Corporate Governance Matters
Board changes
On 17 April 2018, Tullow announced that Dorothy Thompson CBE had been appointed as an independent non-executive Director and Chair-designate of Tullow with effect from the conclusion of the Group’s Annual General Meeting (AGM). Dorothy Thompson then succeeded Aidan Heavey, Tullow’s founder, as Chair of the Group, at the end of the Board meeting on 20 July 2018.
Kevin Massie stepped down as Company Secretary to pursue another role in Tullow at the end of the 2018 AGM. The Board appointed Adam Holland, then Deputy Company Secretary & Senior Legal Advisor, to the role of Company Secretary.
On 6 February 2018, Anne Drinkwater informed the Board that she had decided not to stand for re-election at the 2018 AGM.
Dividend
Tullow held a Capital Markets Day in London on 29 November 2018 and announced a capital returns policy to start from the 2019 financial year.

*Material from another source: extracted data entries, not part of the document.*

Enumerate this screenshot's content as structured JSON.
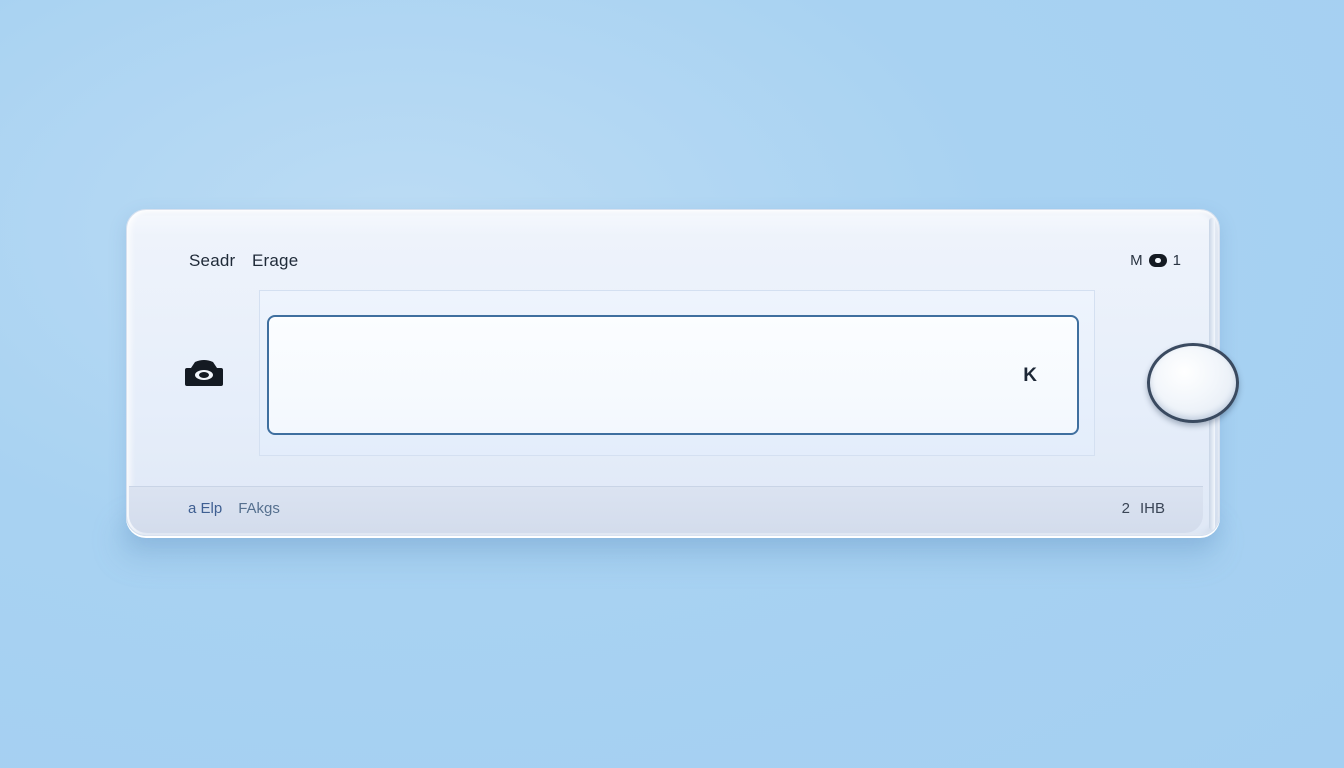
{
  "header": {
    "search_label": "Seadr",
    "erage_label": "Erage",
    "right_letter": "M",
    "right_icon": "toggle-dot-icon",
    "right_number": "1"
  },
  "main": {
    "left_icon": "camera-icon",
    "input_value": "",
    "input_placeholder": "",
    "end_icon_text": "K"
  },
  "footer": {
    "left_item_1": "a Elp",
    "left_item_2": "FAkgs",
    "right_number": "2",
    "right_text": "IHB"
  },
  "colors": {
    "background": "#a8d2f2",
    "field_border": "#3f6f9f",
    "knob_border": "#3a4a60"
  }
}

The policy states that the Group intends to pay an annual ordinary dividend based on its free cash flow generation, while ensuring an appropriate balance with debt reduction and investment in the business. It is expected that the total ordinary dividend in any year will be no less than $100 million and will be payable semi-annually, split between the interim and final dividend (1/3:2/3). In periods of particularly strong free cash flow generation, the Board will also look to supplement the ordinary dividend with additional returns to shareholders.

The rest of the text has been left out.